The Arts Council offered a sneak preview of a summer play - the story of Alferd Packer, of course - staged in the original courthouse where Packer was tried. In a town where everyone has two or three jobs to make ends meet, the characters kept popping up in the unlikeliest of guises. The man playing Packer was spied, a few hours after his performance, head-banging to a live-band rendition of "Sweet Home Alabama". Polly Pry, a crusading Denver Post journalist in the play who helped secure Packer's parole, was serving beers behind the bar.
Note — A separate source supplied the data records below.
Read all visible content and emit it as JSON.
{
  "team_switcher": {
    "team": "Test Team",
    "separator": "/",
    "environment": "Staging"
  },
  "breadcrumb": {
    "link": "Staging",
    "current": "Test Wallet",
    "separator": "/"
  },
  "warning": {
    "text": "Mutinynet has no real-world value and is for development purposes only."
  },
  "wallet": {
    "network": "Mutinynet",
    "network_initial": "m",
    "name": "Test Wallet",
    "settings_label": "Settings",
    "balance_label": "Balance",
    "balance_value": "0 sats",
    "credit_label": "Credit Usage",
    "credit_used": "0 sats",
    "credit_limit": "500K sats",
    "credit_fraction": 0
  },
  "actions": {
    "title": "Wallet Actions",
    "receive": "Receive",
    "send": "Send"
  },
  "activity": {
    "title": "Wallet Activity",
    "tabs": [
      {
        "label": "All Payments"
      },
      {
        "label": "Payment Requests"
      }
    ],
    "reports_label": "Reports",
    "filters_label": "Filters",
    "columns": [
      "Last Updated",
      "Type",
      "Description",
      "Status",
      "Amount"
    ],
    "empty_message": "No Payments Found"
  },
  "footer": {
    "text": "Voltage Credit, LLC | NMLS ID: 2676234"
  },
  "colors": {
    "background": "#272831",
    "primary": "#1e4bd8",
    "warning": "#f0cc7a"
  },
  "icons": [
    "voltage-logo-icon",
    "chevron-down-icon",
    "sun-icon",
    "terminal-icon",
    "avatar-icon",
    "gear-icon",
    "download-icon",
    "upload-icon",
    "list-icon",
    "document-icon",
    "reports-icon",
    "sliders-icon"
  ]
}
I kept being told of opposition to the festival by some of the town's more conservative voices, but nobody would spell out exactly who they were. An earlier attempt to set up an Alferd Packer weekend in the 1990s was scuppered, I was told, though it wasn't clear whether the disapproval came from the town's vegeterians (who supposedly objected to the "manburgers" and "manwiches") or Presbyterians (whose church plaque explains that they have been campaigning against liquor and gambling in Lake City since 1876).

Grant Houston, meanwhile, said the biggest uncertainty was the weather, which is maddeningly unreliable, even in late May and early June. Right on cue, the sky darkened, and that same night Lake City was pelted with snow.

The promoters of Lake City's Alferd Packer Days are big champions of their mascot's innocence, believing his story that he ate his companions only out of desperation and deriding his trial as a 19th-century media circus with a biased judge, tainted evidence and witnesses more interested in their fifteen minutes of fame than in telling the truth. In this, they have no greater champion than Dave Bailey, the curator of the Museum of Western Colorado three hours' drive away in Grand Junction, who has made some startling discoveries of his own to corroborate their version of events.

Ten years ago, Bailey stumbled on a modified 1862 Colt pistol that was said to have been found at Cannibal Mesa in the museum's collections. What intrigued him was that just two bullets had been fired from the heavily rusted gun, just as Packer had consistently recounted once he came clean about what had happened. (In Packer's version, another member of his party, Shannon Bell, went crazy with hunger while he was off scouting for help. Bell used his hatchet to kill the other four, then lunged for Packer when he returned to camp. Packer shot him twice in self-defence.)

The problem for Bailey was matching the gun to the scene of the crime, which seemed well-nigh impossible. In 2000, however, he discovered that the Lake City Museum had taken forensic samples from the grave site during an exhumation 11 years earlier. Bailey borrowed the samples from beneath Bell's skeleton and had them analysed by electron microscope at a research facility in Grand Junction. The result, after five months of painstaking searching: a perfect match between a 50-micron bullet fragment found at the scene and the slugs still inside the Colt pistol.

Bailey has been dining out on his discovery ever since, mounting a trio of spoof Packer trials in period costume in different parts of Colorado as an entertaining way of presenting his evidence. The trials were clearly a lot of fun - at one of them, a local city councilman playing the part of Packer took his oath on a copy of The Joy of Cooking. All three times, Packer was found not guilty.

"Packer's original trial was the worst kind of frontier justice, with no evidence and a kangaroo court," Bailey said. "Mark Twain once said that history is 'a lie agreed upon'. Well, we've got to get past that."

The West, after all, is full of myths too convenient for awkward facts to get in the way. Still, Dave Bailey had nothing but good things to say about the cannibal festival in Lake City, and indeed the whole macabre subculture of Packer jokes, games, songs and films. "Cannibalism is our darkest nature," he said, "so you have to laugh about it." Or, as he likes to put it another way, Alferd Packer served mankind - "medium well".